— Он не придет сегодня. И завтра тоже… Но наступит время…
— Заткнись, пожалуйста. Или расскажи про своих земноводных.
— Я в них разочарован. Как выяснилось, крокодилы тоже поддаются дрессировке. Дело в том, что у них быстро вырабатываются условные…
— Стас, любовь тоже условный рефлекс? — серьезно спросила я.
— Безусловный. Это то, что есть в крови каждой отдельно взятой особи. Правильней это назвать стремлением к продолжению рода.
— Почему же тогда мы с тобой не последовали ему?
Он пожал плечами и отвернулся.
— Ты вспоминаешь когда-нибудь свою Ленку? — спросила я, когда мы пили на кухне кофе.
— Она часто приходит в зоопарк. Она просила, чтобы я нашел ей там работу.
— Заливаешь.
— Тогда зачем задавать глупые вопросы?
— Но я думала…
— Ты думала, я сделал это из-за Ленки? Эмили тоже так думала. До самой последней минуты.
— Я не имела права спрашивать об этом. Прости.
Он глянул на меня в упор.
— Прощаю. — Он подлил себе кофе. — А знаешь, если бы не я, ты бы никогда не познакомилась с Кириллиными.

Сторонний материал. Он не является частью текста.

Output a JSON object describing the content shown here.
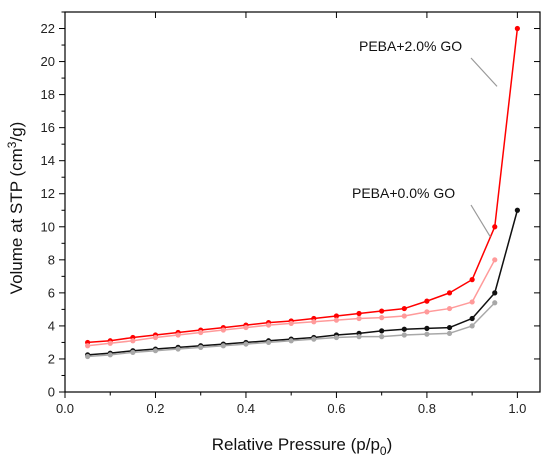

Это была сущая правда. Стас занимался в биологическом кружке, который посещал время от времени Саша. Это Стас подсказал, чтобы меня отдали в ту школу, где учился Саша.
— Я думал, он всерьез интересуется биологией, — неожиданно изрек Стас. — А он никогда ничем всерьез не интересовался.
— Можно подумать, ты интересовался, — ехидно заметила я.
— Да. Но мне помешали осуществить задуманное. Правда, я ни о чем не жалею.
— Что помешало?
— Моя глупая любовь. С безусловными рефлексами совладать невозможно.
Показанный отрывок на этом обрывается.